La présidente de la Commission européenne, Ursula von der Leyen, a dénoncé "la brutalité du Kremlin et son mépris à la fois pour la vie humaine et pour les négociations de paix".

"La terreur contre les civils n'est pas de la force. C'est du désespoir", a-t-elle ajouté.

"La Russie a atteint une impasse sur le champ de bataille, alors elle terrorise l'Ukraine avec des frappes délibérées sur les centres-villes", a écrit sur X la cheffe de la diplomatie européenne, Kaja Kallas.

Elle a annoncé que les ministres des Affaires étrangères de l'UE "discuteront de la manière d'accroître la pression" sur le Kremlin lors d'une réunion prévue la semaine prochaine.

La Première ministre italienne, Giorgia Meloni, a également réagi à ces bombardements meurtriers : "Je condamne fermement la violente attaque russe qui a de nouveau frappé les infrastructures civiles en Ukraine, avec une escalade progressive dans la nature des armes utilisées", a-t-elle déclaré, selon un communiqué officiel.
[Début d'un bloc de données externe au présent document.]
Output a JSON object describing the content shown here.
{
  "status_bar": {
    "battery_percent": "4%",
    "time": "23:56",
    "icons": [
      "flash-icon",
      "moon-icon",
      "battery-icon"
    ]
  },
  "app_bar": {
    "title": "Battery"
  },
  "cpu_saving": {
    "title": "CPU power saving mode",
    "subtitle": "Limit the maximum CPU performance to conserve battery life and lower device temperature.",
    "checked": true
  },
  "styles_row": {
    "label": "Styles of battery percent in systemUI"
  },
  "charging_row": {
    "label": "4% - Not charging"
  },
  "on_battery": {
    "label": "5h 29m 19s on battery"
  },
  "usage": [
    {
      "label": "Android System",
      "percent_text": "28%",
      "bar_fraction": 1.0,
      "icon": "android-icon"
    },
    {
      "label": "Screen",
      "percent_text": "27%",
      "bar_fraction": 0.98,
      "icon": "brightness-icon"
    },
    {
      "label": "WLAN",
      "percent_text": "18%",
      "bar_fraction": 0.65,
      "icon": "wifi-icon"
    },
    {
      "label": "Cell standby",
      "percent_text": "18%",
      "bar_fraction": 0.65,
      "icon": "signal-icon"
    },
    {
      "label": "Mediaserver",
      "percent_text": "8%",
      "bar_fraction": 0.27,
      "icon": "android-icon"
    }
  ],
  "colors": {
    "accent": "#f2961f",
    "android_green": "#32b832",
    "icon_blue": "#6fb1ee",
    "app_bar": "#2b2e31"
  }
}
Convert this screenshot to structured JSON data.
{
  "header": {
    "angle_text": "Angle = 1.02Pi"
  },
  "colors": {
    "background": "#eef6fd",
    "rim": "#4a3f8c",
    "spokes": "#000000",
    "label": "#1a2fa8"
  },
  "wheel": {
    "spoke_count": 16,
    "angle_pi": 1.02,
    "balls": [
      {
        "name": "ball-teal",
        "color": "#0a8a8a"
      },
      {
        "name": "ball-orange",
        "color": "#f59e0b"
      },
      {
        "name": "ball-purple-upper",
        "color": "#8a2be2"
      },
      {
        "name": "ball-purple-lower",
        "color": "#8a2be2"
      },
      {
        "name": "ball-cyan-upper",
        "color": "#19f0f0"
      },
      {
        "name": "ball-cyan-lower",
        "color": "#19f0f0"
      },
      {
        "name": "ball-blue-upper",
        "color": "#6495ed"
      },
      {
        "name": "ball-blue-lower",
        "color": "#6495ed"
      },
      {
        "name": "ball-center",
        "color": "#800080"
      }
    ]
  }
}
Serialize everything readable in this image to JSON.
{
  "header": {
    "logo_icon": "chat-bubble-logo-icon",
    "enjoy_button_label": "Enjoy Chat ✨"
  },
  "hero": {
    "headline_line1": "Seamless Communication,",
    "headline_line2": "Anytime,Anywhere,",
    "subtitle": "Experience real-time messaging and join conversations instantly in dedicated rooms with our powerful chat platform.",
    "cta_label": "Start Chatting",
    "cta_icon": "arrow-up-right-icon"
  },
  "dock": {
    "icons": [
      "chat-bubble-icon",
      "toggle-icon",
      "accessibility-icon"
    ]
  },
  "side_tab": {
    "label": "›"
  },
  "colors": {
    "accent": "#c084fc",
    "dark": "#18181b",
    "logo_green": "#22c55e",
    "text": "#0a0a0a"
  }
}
Mark Carney, chef du gouvernement canadien, a appelé la Russie à "cesser immédiatement ces frappes et à mettre fin à cette guerre d'agression illégale".

Selon lui, ces attaques "prolongent les souffrances humaines et ne changent rien au fait que la Russie perdra cette guerre".

C'est la troisième fois depuis le début de l'invasion à grande échelle de l'Ukraine que la Russie utilise le missile Orechnik. Cette fois, il a visé la ville de Bila Tserkva, à 80 kilomètres au sud de Kyiv, où les dégâts seraient restés limités, selon les médias ukrainiens.

Ailleurs, à Kyiv et dans ses environs, cette attaque combinée, menée à l'aide de centaines de drones et de missiles, a fait au moins quatre morts et plus de 80 blessés, ont rapporté les autorités ukrainiennes. Des dizaines d'immeubles résidentiels ainsi que plusieurs écoles ont également été endommagés, ont indiqué les responsables locaux.

Les locaux de la chaîne publique allemande ARD, situés dans le centre de Kyiv, ont été partiellement détruits par une onde de choc, selon le média. Au moment de l'attaque, aucun membre du personnel ne se trouvait dans le bâtiment.